The few programs that are application/rule based offer an ease for people just learning rule based, but honestly its not necessary if you can configure a real rule based firewall correctly.  The honest fact is many people are running rule based firewalls that don't really know how to configure them correctly, and then say they suck when its their own rules that were created by the user that are the entire problem...

 

Re: Are rule-based firewalls inherently more secur

One of the nice things for example you can do with a rule based firewall, is:

You can deny Outlook Express access to port 80 (HTTP).
In that way, when you receive an HTML-email that would want to phone home through port 80, is forbidden to do so.

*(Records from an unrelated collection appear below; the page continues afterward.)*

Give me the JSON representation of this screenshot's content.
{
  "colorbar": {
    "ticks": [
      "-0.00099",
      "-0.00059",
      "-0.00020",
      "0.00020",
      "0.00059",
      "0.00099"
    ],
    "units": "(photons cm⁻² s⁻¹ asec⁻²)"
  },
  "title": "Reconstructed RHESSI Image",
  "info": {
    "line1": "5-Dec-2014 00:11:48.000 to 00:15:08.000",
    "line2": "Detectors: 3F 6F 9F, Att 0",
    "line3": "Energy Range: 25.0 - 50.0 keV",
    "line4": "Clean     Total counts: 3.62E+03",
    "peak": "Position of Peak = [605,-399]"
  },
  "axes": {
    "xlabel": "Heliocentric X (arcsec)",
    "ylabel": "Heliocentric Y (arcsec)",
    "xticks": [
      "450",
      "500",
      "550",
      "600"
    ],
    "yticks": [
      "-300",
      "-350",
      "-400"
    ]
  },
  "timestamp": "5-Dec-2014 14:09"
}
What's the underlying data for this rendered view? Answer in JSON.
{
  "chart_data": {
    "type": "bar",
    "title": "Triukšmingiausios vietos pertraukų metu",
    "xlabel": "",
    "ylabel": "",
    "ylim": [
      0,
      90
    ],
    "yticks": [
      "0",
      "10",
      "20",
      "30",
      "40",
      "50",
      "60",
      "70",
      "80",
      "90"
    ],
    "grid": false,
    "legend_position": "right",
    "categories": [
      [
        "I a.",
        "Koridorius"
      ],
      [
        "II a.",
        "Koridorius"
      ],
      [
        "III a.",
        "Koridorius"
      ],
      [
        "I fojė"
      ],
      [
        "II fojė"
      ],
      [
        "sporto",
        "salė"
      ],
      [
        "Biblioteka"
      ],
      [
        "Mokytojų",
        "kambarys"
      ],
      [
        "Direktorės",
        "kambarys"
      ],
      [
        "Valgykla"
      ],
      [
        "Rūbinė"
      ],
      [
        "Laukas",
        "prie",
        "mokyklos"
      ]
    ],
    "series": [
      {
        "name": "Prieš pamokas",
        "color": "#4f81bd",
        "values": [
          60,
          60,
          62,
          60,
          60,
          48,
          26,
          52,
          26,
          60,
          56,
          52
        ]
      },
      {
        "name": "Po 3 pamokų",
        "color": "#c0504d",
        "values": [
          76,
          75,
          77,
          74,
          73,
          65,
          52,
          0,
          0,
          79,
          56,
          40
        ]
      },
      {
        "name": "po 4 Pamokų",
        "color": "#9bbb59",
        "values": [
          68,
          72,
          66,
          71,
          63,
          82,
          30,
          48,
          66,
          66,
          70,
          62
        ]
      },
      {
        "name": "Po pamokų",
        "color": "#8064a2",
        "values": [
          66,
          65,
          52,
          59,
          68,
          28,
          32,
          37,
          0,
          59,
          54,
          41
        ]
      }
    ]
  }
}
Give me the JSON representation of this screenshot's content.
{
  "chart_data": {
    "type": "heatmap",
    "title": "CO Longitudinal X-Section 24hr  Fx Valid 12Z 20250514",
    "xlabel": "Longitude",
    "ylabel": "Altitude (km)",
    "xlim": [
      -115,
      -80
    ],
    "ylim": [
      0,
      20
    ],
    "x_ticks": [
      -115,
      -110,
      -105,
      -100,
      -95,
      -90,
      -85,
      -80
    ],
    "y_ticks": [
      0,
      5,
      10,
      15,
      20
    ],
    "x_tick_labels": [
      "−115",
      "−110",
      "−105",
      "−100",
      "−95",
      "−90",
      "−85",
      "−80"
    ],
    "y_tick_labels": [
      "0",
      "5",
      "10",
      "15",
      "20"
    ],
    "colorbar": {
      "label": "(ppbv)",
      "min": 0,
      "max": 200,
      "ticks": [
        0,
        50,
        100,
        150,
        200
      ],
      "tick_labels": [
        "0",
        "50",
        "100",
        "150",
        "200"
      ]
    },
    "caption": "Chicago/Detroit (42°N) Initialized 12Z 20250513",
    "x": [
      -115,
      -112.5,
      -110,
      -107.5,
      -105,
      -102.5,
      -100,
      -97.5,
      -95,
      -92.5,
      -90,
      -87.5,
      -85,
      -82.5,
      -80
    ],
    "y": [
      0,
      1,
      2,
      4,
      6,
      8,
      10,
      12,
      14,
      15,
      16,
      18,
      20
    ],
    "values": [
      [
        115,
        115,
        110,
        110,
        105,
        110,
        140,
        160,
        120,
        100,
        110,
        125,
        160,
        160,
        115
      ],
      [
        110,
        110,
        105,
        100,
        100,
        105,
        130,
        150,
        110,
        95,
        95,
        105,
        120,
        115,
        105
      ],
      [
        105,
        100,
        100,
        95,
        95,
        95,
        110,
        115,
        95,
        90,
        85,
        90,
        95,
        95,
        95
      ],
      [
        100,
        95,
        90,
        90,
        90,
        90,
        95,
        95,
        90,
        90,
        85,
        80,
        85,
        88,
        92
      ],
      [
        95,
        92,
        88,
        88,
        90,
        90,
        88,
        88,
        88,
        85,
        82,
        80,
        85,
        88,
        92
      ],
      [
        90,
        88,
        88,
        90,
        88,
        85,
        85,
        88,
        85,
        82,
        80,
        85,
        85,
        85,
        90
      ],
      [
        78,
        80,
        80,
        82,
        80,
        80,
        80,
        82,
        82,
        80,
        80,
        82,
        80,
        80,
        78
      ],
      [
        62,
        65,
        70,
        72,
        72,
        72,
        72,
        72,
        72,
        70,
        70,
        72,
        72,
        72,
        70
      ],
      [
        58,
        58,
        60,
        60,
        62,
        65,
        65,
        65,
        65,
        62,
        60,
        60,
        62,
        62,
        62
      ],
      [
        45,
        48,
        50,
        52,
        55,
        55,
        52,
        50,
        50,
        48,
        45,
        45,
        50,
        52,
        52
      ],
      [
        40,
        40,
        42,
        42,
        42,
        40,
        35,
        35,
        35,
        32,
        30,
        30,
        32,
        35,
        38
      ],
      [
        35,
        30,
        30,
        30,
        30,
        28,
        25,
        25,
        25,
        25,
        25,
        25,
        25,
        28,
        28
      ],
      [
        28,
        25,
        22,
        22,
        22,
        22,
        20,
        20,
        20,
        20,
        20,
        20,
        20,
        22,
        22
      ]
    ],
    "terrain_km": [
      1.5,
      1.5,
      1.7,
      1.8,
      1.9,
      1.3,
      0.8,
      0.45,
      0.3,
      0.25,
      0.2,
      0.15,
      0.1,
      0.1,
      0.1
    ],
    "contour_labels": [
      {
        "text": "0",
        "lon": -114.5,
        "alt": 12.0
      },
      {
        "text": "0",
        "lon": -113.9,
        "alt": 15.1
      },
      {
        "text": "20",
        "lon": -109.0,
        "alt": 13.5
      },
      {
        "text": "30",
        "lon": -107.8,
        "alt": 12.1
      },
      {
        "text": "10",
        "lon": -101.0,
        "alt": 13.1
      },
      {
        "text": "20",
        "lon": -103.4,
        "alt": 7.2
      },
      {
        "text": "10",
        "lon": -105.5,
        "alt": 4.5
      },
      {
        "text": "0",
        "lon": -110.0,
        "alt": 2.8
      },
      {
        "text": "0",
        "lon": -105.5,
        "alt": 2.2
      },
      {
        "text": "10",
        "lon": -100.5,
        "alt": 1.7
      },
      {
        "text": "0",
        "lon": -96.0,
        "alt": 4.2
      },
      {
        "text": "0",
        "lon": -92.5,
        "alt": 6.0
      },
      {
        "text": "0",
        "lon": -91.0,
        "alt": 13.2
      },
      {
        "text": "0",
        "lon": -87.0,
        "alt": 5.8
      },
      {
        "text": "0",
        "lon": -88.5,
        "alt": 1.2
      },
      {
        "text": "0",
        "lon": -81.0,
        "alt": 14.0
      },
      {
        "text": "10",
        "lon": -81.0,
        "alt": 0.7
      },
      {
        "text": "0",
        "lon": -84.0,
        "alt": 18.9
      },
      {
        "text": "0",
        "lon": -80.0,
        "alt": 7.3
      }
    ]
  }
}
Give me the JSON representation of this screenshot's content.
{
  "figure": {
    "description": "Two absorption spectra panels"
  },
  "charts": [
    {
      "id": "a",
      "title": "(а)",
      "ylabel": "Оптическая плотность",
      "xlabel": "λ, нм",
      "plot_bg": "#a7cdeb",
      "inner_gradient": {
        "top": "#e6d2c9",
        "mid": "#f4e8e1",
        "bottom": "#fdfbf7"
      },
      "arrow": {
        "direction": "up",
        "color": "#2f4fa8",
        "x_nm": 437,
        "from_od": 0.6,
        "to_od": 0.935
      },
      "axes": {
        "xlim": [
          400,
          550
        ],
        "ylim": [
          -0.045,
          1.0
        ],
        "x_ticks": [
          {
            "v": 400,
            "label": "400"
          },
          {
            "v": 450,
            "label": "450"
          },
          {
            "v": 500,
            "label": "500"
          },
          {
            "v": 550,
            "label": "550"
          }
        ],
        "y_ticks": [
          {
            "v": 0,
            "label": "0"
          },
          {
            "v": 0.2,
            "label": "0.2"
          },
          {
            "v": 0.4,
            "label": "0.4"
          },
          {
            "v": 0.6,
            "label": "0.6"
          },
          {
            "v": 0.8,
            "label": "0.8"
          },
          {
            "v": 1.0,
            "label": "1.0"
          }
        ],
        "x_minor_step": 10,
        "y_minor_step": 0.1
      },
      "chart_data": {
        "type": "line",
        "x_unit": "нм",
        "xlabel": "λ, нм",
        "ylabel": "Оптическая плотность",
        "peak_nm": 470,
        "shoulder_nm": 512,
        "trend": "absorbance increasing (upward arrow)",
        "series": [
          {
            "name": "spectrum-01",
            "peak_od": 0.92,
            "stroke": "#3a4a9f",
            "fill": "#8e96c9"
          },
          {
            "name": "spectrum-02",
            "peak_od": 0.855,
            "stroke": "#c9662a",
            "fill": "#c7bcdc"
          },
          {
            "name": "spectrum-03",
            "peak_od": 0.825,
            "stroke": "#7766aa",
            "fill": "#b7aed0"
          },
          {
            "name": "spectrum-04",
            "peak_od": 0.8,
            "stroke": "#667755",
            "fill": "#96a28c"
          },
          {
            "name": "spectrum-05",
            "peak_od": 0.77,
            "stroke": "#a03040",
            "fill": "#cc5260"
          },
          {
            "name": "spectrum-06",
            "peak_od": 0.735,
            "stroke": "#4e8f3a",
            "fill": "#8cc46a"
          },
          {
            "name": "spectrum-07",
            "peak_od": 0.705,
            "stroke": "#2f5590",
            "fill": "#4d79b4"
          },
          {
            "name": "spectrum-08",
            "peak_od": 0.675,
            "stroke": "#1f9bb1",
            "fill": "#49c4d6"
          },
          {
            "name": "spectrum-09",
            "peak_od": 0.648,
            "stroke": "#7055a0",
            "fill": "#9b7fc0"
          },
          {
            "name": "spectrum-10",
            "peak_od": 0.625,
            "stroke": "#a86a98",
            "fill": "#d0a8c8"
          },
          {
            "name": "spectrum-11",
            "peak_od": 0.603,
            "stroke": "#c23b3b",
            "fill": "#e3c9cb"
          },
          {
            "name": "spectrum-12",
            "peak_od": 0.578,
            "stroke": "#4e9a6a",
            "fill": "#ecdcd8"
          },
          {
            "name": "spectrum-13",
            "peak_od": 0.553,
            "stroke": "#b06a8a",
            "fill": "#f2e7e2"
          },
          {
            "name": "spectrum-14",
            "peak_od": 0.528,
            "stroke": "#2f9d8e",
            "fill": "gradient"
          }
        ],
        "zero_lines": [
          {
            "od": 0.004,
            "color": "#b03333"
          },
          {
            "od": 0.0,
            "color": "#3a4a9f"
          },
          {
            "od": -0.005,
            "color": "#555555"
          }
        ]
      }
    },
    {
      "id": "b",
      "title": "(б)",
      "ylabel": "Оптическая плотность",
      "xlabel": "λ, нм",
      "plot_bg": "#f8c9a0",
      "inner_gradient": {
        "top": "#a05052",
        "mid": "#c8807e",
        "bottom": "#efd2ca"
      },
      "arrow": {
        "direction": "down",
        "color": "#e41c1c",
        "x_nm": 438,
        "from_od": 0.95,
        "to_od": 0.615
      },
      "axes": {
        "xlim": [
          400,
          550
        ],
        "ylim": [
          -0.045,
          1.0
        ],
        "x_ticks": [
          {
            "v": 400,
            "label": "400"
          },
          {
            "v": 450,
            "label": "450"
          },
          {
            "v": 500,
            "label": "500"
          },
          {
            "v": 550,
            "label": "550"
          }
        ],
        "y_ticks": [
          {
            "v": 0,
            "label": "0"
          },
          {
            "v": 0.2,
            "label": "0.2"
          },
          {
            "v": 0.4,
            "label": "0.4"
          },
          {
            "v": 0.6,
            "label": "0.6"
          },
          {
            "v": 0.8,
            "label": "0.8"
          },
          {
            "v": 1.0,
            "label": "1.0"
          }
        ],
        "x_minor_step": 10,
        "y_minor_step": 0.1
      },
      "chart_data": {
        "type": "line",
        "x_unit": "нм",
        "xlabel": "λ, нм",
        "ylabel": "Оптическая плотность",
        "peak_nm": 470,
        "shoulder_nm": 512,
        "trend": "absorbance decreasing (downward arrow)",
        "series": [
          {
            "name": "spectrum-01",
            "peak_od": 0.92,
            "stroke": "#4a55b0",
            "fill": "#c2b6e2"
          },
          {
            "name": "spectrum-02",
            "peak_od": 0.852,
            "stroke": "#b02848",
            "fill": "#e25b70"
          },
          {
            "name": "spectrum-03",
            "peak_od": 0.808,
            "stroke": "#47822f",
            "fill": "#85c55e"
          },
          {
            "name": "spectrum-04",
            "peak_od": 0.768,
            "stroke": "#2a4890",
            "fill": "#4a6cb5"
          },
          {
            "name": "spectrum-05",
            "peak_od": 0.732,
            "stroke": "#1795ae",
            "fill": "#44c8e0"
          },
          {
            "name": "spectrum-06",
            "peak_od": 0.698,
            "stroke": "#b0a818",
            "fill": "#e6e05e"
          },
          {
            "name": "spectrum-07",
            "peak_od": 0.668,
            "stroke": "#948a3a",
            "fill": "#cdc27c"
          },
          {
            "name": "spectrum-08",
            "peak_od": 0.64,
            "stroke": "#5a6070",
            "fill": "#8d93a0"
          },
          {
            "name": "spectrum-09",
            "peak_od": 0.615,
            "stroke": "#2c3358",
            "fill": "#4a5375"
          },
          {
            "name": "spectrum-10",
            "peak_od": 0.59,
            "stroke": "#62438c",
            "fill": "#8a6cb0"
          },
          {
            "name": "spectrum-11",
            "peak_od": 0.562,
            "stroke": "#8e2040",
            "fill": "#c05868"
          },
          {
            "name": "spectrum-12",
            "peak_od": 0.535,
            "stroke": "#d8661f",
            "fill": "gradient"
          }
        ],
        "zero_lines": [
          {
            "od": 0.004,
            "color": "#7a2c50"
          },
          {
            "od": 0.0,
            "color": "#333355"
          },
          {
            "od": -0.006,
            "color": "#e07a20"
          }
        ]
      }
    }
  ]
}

I believe you can do that also with ZA Pro (I'm not 100 % sure about that).

 

Re: Are rule-based firewalls inherently more secur

Hi FanJ I like ZA Pro for that too. I have the 2.6.362 and I like ICQ but hate those Ads that are on the bottom of the chat page. Adding ads.icq.com to the Restricted Zones stops them forever. Also ZA does all the resolving too. I also have the annoying "Tip of Day" blocked as well. It is nice to have more control over one's PC. Regards, Peter.